Thanks to the surge in risk aversion, the Japanese yen was able to outpace its major counterparts yesterday. EUR/JPY closed 33 pips down from its 105.94 open price while GBP/JPY ended at 121.49. USD/JPY even fell to a new low of 75.74, fueling rumors that the BOJ will intervene in the currency market. Will this happen anytime soon?
As my buddy Forex Gump pointed out, USD/JPY is already beyond its post-war lows and many traders are speculating that the central bank will stage another currency intervention sooner or later. He pointed out that, even though the Japanese government has the “Strong Yen Plan”, they emphasized that BOJ intervention is still an option if the yen refuses to back down. With that, better stay on your toes when trading these yen pairs!
Japan isn’t set to release any top-tier economic data today, leaving yen pairs at the mercy of risk sentiment. Recall that further delays in the EU Finance Ministers summit, along with weak economic figures from the U.S., forced traders to flee to the safe-havens yesterday.

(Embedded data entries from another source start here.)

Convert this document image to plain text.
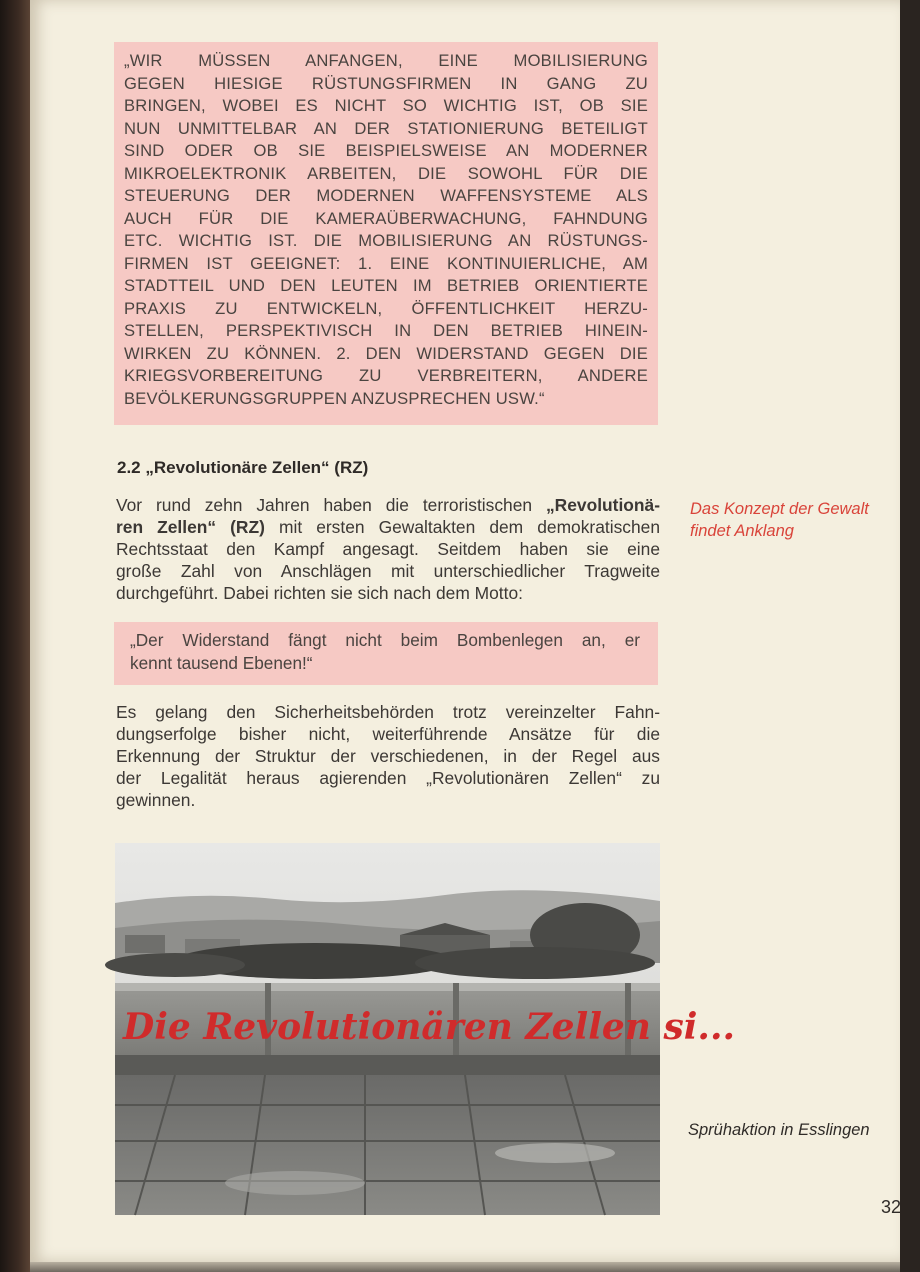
„WIR MÜSSEN ANFANGEN, EINE MOBILISIERUNG
GEGEN HIESIGE RÜSTUNGSFIRMEN IN GANG ZU
BRINGEN, WOBEI ES NICHT SO WICHTIG IST, OB SIE
NUN UNMITTELBAR AN DER STATIONIERUNG BETEILIGT
SIND ODER OB SIE BEISPIELSWEISE AN MODERNER
MIKROELEKTRONIK ARBEITEN, DIE SOWOHL FÜR DIE
STEUERUNG DER MODERNEN WAFFENSYSTEME ALS
AUCH FÜR DIE KAMERAÜBERWACHUNG, FAHNDUNG
ETC. WICHTIG IST. DIE MOBILISIERUNG AN RÜSTUNGS-
FIRMEN IST GEEIGNET: 1. EINE KONTINUIERLICHE, AM
STADTTEIL UND DEN LEUTEN IM BETRIEB ORIENTIERTE
PRAXIS ZU ENTWICKELN, ÖFFENTLICHKEIT HERZU-
STELLEN, PERSPEKTIVISCH IN DEN BETRIEB HINEIN-
WIRKEN ZU KÖNNEN. 2. DEN WIDERSTAND GEGEN DIE
KRIEGSVORBEREITUNG ZU VERBREITERN, ANDERE
BEVÖLKERUNGSGRUPPEN ANZUSPRECHEN USW.“
2.2 „Revolutionäre Zellen“ (RZ)
Vor rund zehn Jahren haben die terroristischen „Revolutionä-
ren Zellen“ (RZ) mit ersten Gewaltakten dem demokratischen
Rechtsstaat den Kampf angesagt. Seitdem haben sie eine
große Zahl von Anschlägen mit unterschiedlicher Tragweite
durchgeführt. Dabei richten sie sich nach dem Motto:
„Der Widerstand fängt nicht beim Bombenlegen an, er
kennt tausend Ebenen!“
Es gelang den Sicherheitsbehörden trotz vereinzelter Fahn-
dungserfolge bisher nicht, weiterführende Ansätze für die
Erkennung der Struktur der verschiedenen, in der Regel aus
der Legalität heraus agierenden „Revolutionären Zellen“ zu
gewinnen.
Das Konzept der Gewalt
findet Anklang
Die Revolutionären Zellen si...
Sprühaktion in Esslingen
32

If we see more disappointing news today, the Japanese yen could continue to benefit from risk aversion.
The yen received a beating across the board yesterday due to market optimism on the results of the EU summit. EUR/JPY, which traders consider as a good barometer of risk appetite, is currently trading at 106.30, more than 150 pips higher from its lowest level yesterday.
Today will be a big day for Japan since the Bank of Japan (BOJ) is scheduled to announce their decision on interest rates. The market widely expects no change on interest rates so pay attention to the accompanying statement instead for the yen’s direction. Currency intervention talks could push the yen lower.
Also keep an eye out for the results of Japanese inflation and industrial production data. At 11:30 pm GMT, the country’s CPI report will be released. The national CPI is expected to show a 0.2% gain while the Tokyo CPI is predicted to print a 0.4% decrease. On the other hand, the industrial production report, which will be released at the same time, is slated to show a 2.0% decline.